Li todos os livros que Monteiro Lobato escreveu para crianças quando tinha entre oito e dez anos. Fiquei encantada com todo aquele universo, tão mágico.
Quando li recentemente que alguns grupos estavam fazendo campanha para proibir que seus livros, considerados racistas, fossem adquiridos com dinheiro público na condição de livros paradidáticos, para serem distribuídos a escolas públicas, fiquei assustada. O trecho mencionado na reportagem, a título de exemplo de racismo, era um trecho de As Caçadas de Pedrinho: tia Anastácia subiu algum lugar (não lembro se era árvore ou um pau comprido) e é comparada a "um tição de carvão".
De acordo com o grupo tentando retirar o livro denre os paradidáticos nas escolas públicas, a questão racista ficaria evidente quando esse trecho fosse lido na sala de aula, pois alunos negros se sentiriam muito mal e muito discriminados com o teor do livro.

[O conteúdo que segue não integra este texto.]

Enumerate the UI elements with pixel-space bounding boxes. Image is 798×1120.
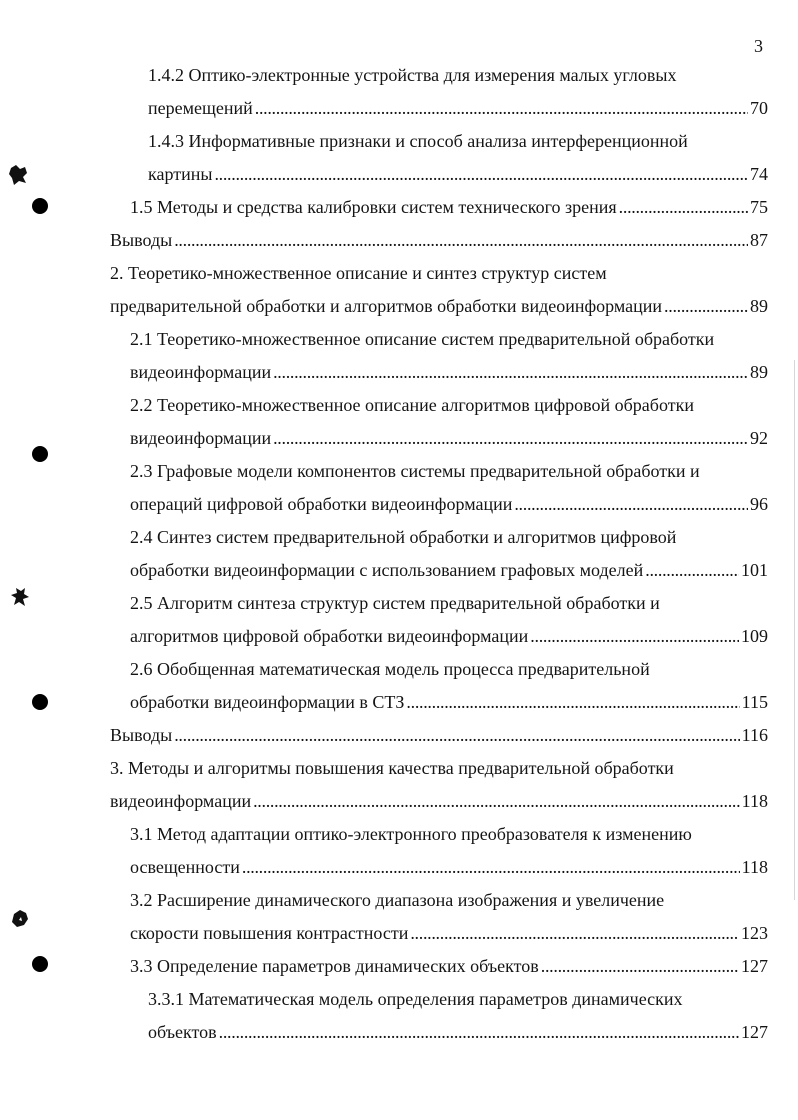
ink-blot-icon — [8, 164, 28, 186]
toc-entry-title: 2.6 Обобщенная математическая модель процесса предварительной — [130, 659, 650, 679]
toc-entry-title: 2. Теоретико-множественное описание и синтез структур систем — [110, 263, 607, 283]
dot-leader — [273, 427, 748, 449]
toc-entry-title: 1.4.2 Оптико-электронные устройства для измерения малых угловых — [148, 65, 677, 85]
toc-page-number: 96 — [750, 494, 768, 514]
dot-leader — [645, 559, 739, 581]
dot-leader — [255, 97, 748, 119]
dot-leader — [410, 922, 739, 944]
toc-entry-label: объектов — [148, 1022, 217, 1042]
toc-page-number: 74 — [750, 164, 768, 184]
toc-entry — [110, 790, 768, 812]
toc-page-number: 118 — [741, 857, 768, 877]
toc-entry-title: 2.4 Синтез систем предварительной обработки и алгоритмов цифровой — [130, 527, 677, 547]
toc-page-number: 118 — [741, 791, 768, 811]
toc-entry-label: обработки видеоинформации с использованием графовых моделей — [130, 560, 644, 580]
toc-entry-label: Выводы — [110, 230, 173, 250]
toc-page-number: 70 — [750, 98, 768, 118]
dot-leader — [619, 196, 748, 218]
toc-entry — [130, 493, 768, 515]
toc-entry-title: 1.4.3 Информативные признаки и способ анализа интерференционной — [148, 131, 688, 151]
binder-hole-icon — [32, 694, 48, 710]
binder-hole-icon — [32, 956, 48, 972]
toc-entry — [130, 196, 768, 218]
toc-entry — [110, 295, 768, 317]
dot-leader — [664, 295, 748, 317]
toc-entry-title: 3.1 Метод адаптации оптико-электронного преобразователя к изменению — [130, 824, 692, 844]
toc-entry — [130, 361, 768, 383]
toc-entry — [148, 1021, 768, 1043]
toc-entry-label: алгоритмов цифровой обработки видеоинформации — [130, 626, 529, 646]
toc-entry — [130, 427, 768, 449]
toc-entry-label: видеоинформации — [110, 791, 252, 811]
toc-entry-label: 3.3 Определение параметров динамических объектов — [130, 956, 539, 976]
toc-page-number: 127 — [741, 1022, 768, 1042]
dot-leader — [253, 790, 740, 812]
toc-entry-label: Выводы — [110, 725, 173, 745]
toc-entry-label: освещенности — [130, 857, 240, 877]
toc-entry-title: 2.5 Алгоритм синтеза структур систем предварительной обработки и — [130, 593, 660, 613]
dot-leader — [530, 625, 739, 647]
toc-entry-label: картины — [148, 164, 213, 184]
toc-page-number: 109 — [741, 626, 768, 646]
toc-entry-title: 2.1 Теоретико-множественное описание систем предварительной обработки — [130, 329, 715, 349]
toc-entry-title: 2.2 Теоретико-множественное описание алгоритмов цифровой обработки — [130, 395, 694, 415]
toc-entry — [130, 559, 768, 581]
page-number: 3 — [754, 36, 763, 56]
dot-leader — [174, 229, 748, 251]
scan-edge-line — [794, 360, 795, 900]
toc-entry-label: 1.5 Методы и средства калибровки систем технического зрения — [130, 197, 617, 217]
toc-page-number: 115 — [741, 692, 768, 712]
dot-leader — [219, 1021, 739, 1043]
toc-entry-title: 3.2 Расширение динамического диапазона изображения и увеличение — [130, 890, 665, 910]
toc-page-number: 89 — [750, 296, 768, 316]
toc-entry — [110, 724, 768, 746]
binder-hole-icon — [32, 446, 48, 462]
toc-entry-label: предварительной обработки и алгоритмов обработки видеоинформации — [110, 296, 663, 316]
toc-entry-label: обработки видеоинформации в СТЗ — [130, 692, 405, 712]
toc-entry — [130, 625, 768, 647]
toc-page-number: 89 — [750, 362, 768, 382]
toc-entry-label: скорости повышения контрастности — [130, 923, 409, 943]
ink-blot-icon — [10, 586, 30, 608]
toc-entry-title: 3.3.1 Математическая модель определения параметров динамических — [148, 989, 683, 1009]
ink-blot-icon — [10, 908, 30, 930]
toc-page-number: 87 — [750, 230, 768, 250]
dot-leader — [214, 163, 748, 185]
toc-entry-label: перемещений — [148, 98, 253, 118]
dot-leader — [406, 691, 739, 713]
toc-page-number: 123 — [741, 923, 768, 943]
toc-entry-title: 3. Методы и алгоритмы повышения качества предварительной обработки — [110, 758, 674, 778]
toc-entry — [130, 856, 768, 878]
dot-leader — [242, 856, 740, 878]
toc-entry — [130, 955, 768, 977]
toc-page-number: 92 — [750, 428, 768, 448]
toc-entry — [130, 922, 768, 944]
binder-hole-icon — [32, 198, 48, 214]
dot-leader — [174, 724, 739, 746]
dot-leader — [273, 361, 748, 383]
toc-entry — [110, 229, 768, 251]
dot-leader — [514, 493, 748, 515]
toc-entry-label: операций цифровой обработки видеоинформации — [130, 494, 513, 514]
toc-entry — [148, 163, 768, 185]
toc-page-number: 127 — [741, 956, 768, 976]
toc-entry-label: видеоинформации — [130, 428, 272, 448]
toc-entry-title: 2.3 Графовые модели компонентов системы предварительной обработки и — [130, 461, 700, 481]
toc-page-number: 116 — [741, 725, 768, 745]
toc-entry — [148, 97, 768, 119]
dot-leader — [541, 955, 739, 977]
toc-entry-label: видеоинформации — [130, 362, 272, 382]
toc-entry — [130, 691, 768, 713]
toc-page-number: 75 — [750, 197, 768, 217]
toc-page-number: 101 — [741, 560, 768, 580]
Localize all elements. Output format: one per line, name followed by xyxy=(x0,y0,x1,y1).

Nunca achei que os livros tivessem conteúdo racista. Ao contrário. Há uma história em um dos livros (não me lembro qual), que é uma das coisas mais antirracismo que já li: em um canteiro de violetas roxas, nasceu uma violeta branca. Cheia de empáfia por ser diferente, humilhava outras violetas, consideradas inferiores por ela. Por ser branca, achava-se superior. Quando a Emília viu tudo aquilo e ouviu o discurso arrogante da violeta branca, ficou sem palavras. Justo a Emília. Até que apareceu o Visconde com toda a sua sapiência. Depois que ouviu a violeta branca dizer que era muito superior exatamente por ser branca, ele respondeu que não entendia o motivo. Violetas roxas, disse ele, tem pigmentos roxos nas pétlas, daí a cor roxa. Violetas brancas não tem pigmento algum, por isso são brancas. Se a violeta branca não tem algo que as demais tem, ela não é mais, é menos. Isso fez com que a violeta branca murchasse de vergonha.
Mesmo criança, essa história me marcou (tanto que me lembro até hoje), como algo muito antirracista. Ao contrário das partes relativas à tia Anastácia, que nunca me passaram nada relacionado com racismo, nem remotamente.
Há uma grande diferença entre ser racista - tratar alguém de forma negativa, com preconceito, considerando sua raça - e retratar uma determinada realidade, essa sim, racista. Descrever como os escravos viviam, o sofrimento, preconceito, discriminação, sempre vai demonstrar o racismo de quem tinha escravos, mas não significa, necessariamente, que o autor do livro sobre escravos seja racista.
Quando criou as personagens de tia Anastácia e tio Barnabé, o preto velho, Monteiro Lobato, pelo que se sente de seus livros, estava retratando - de forma estereotipada, é verdade - como viviam as pessoas que ou foram escravas ou eram descendentes delas, lgo após a Abolição. Não significa que ele, Monteiro Lobato, fosse racista. Há outros personagens também estereotipados nos livros, como o turco dono da mercearia.
Por outro lado, a passagem do livro em que tia Anastácia é comparada a um "tição de carvão", não tornará racista quem não é nem fará com que alguém racista, deixe de sê-lo. Se algum aluno se utilizar dessa frase para se referir a algum colega de sala, denotará falta de educação e delicadeza e um racismo já existente, mas não acho que o texto, em si, seja racista.
Retirar os livros de Monteiro Lobato do acesso de alunos de escolas públicas por causa de um eventual racismo qu, aos meus olhos, não está lá, vai privar essas crianças de entrar em um mundo mágico.